The sound design is pretty creepy at times, with loud booms, screams and slimy viscera all around. Its very effective stuff. The same can’t be said of the voice acting, which is hit or miss at best. Most of the characters come off as bland, without much personality of their own, though Ruvik, the villain, is effectively creepy. The music isn’t terribly memorable outside of the usage of classical pieces and the game’s theme song, it’s hard to remember anything else from the game’s soundtrack.

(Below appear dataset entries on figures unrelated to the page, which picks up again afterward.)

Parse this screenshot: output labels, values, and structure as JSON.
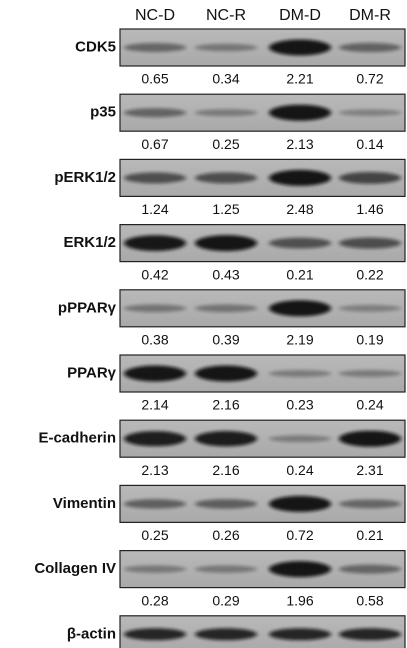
{
  "columns": [
    "NC-D",
    "NC-R",
    "DM-D",
    "DM-R"
  ],
  "rows": [
    {
      "label": "CDK5",
      "values": [
        0.65,
        0.34,
        2.21,
        0.72
      ]
    },
    {
      "label": "p35",
      "values": [
        0.67,
        0.25,
        2.13,
        0.14
      ]
    },
    {
      "label": "pERK1/2",
      "values": [
        1.24,
        1.25,
        2.48,
        1.46
      ]
    },
    {
      "label": "ERK1/2",
      "values": [
        0.42,
        0.43,
        0.21,
        0.22
      ]
    },
    {
      "label": "pPPARγ",
      "values": [
        0.38,
        0.39,
        2.19,
        0.19
      ]
    },
    {
      "label": "PPARγ",
      "values": [
        2.14,
        2.16,
        0.23,
        0.24
      ]
    },
    {
      "label": "E-cadherin",
      "values": [
        2.13,
        2.16,
        0.24,
        2.31
      ]
    },
    {
      "label": "Vimentin",
      "values": [
        0.25,
        0.26,
        0.72,
        0.21
      ]
    },
    {
      "label": "Collagen IV",
      "values": [
        0.28,
        0.29,
        1.96,
        0.58
      ]
    },
    {
      "label": "β-actin"
    }
  ]
}
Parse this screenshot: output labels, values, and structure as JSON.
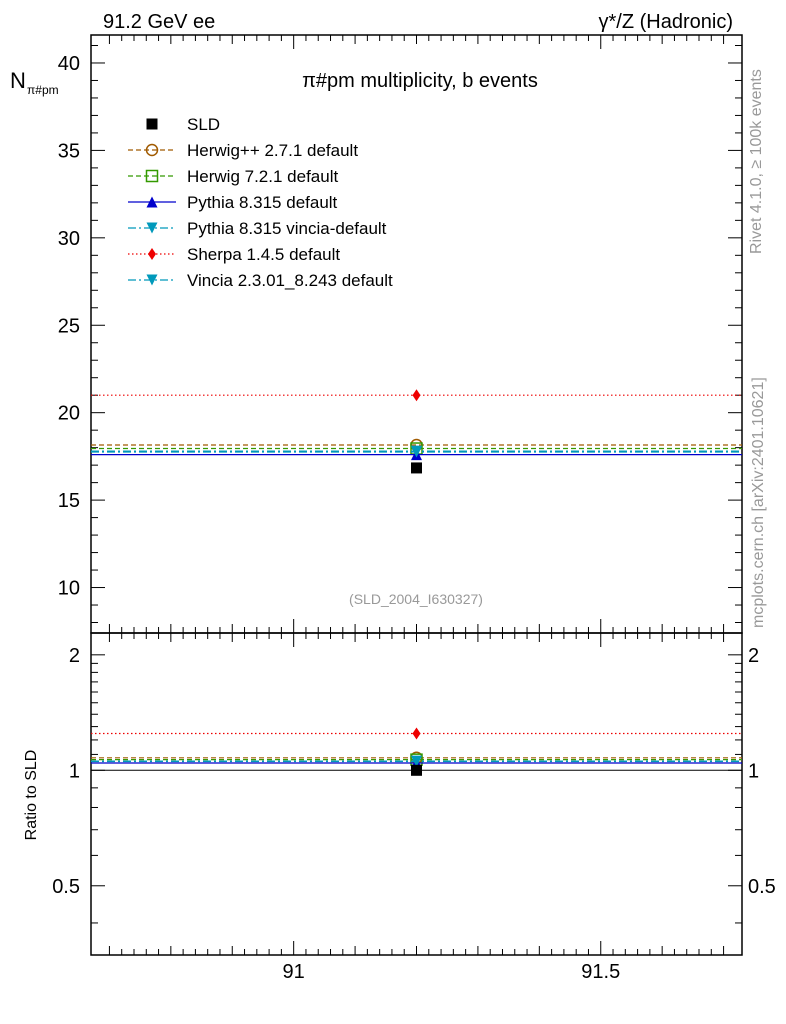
{
  "header": {
    "left": "91.2 GeV ee",
    "right": "γ*/Z (Hadronic)"
  },
  "side_text": {
    "rivet": "Rivet 4.1.0, ≥ 100k events",
    "mcplots": "mcplots.cern.ch [arXiv:2401.10621]"
  },
  "chart_data": {
    "type": "scatter",
    "title": "π#pm multiplicity, b events",
    "ylabel_main": "N",
    "ylabel_sub": "π#pm",
    "ylabel_ratio": "Ratio to SLD",
    "analysis_tag": "(SLD_2004_I630327)",
    "x_range": [
      90.67,
      91.73
    ],
    "x_ticks": [
      {
        "value": 91,
        "label": "91"
      },
      {
        "value": 91.5,
        "label": "91.5"
      }
    ],
    "main_ylim": [
      7.4,
      41.6
    ],
    "main_y_ticks": [
      {
        "value": 10,
        "label": "10"
      },
      {
        "value": 15,
        "label": "15"
      },
      {
        "value": 20,
        "label": "20"
      },
      {
        "value": 25,
        "label": "25"
      },
      {
        "value": 30,
        "label": "30"
      },
      {
        "value": 35,
        "label": "35"
      },
      {
        "value": 40,
        "label": "40"
      }
    ],
    "ratio_ylim": [
      0.33,
      2.28
    ],
    "ratio_y_ticks": [
      {
        "value": 0.5,
        "label": "0.5"
      },
      {
        "value": 1,
        "label": "1"
      },
      {
        "value": 2,
        "label": "2"
      }
    ],
    "point_x": 91.2,
    "data": {
      "name": "SLD",
      "value": 16.84,
      "ratio": 1.0,
      "color": "#000000"
    },
    "series": [
      {
        "name": "Herwig++ 2.7.1 default",
        "value": 18.15,
        "ratio": 1.078,
        "color": "#a05a00",
        "marker": "circle-open",
        "dash": "5,3"
      },
      {
        "name": "Herwig 7.2.1 default",
        "value": 17.95,
        "ratio": 1.066,
        "color": "#339900",
        "marker": "square-open",
        "dash": "5,3"
      },
      {
        "name": "Pythia 8.315 default",
        "value": 17.6,
        "ratio": 1.045,
        "color": "#0000cc",
        "marker": "triangle-up",
        "dash": ""
      },
      {
        "name": "Pythia 8.315 vincia-default",
        "value": 17.8,
        "ratio": 1.057,
        "color": "#0099bb",
        "marker": "triangle-down",
        "dash": "8,3,2,3"
      },
      {
        "name": "Sherpa 1.4.5 default",
        "value": 21.0,
        "ratio": 1.247,
        "color": "#ee0000",
        "marker": "diamond",
        "dash": "1.5,2.5"
      },
      {
        "name": "Vincia 2.3.01_8.243 default",
        "value": 17.75,
        "ratio": 1.054,
        "color": "#0099bb",
        "marker": "triangle-down",
        "dash": "8,3,2,3"
      }
    ]
  }
}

I’ll admit that I actually kind of liked The Evil Within, but it has a ton of issues. For everything it does right, there is something else holding it back. The combat is enjoyable and even satisfying at times, yet the controls feel clunky. Some interesting mechanics are either poorly implemented or very under-utilized. The game is very atmospheric, but the environments themselves are kind of generic. There are quite a few intense setpieces, yet the story is highly unrewarding. If you really enjoy horror games, and more specifically action-horror games, it’s certainly worth a look, but The Evil Within is not likely to draw in too many players outside of that audience.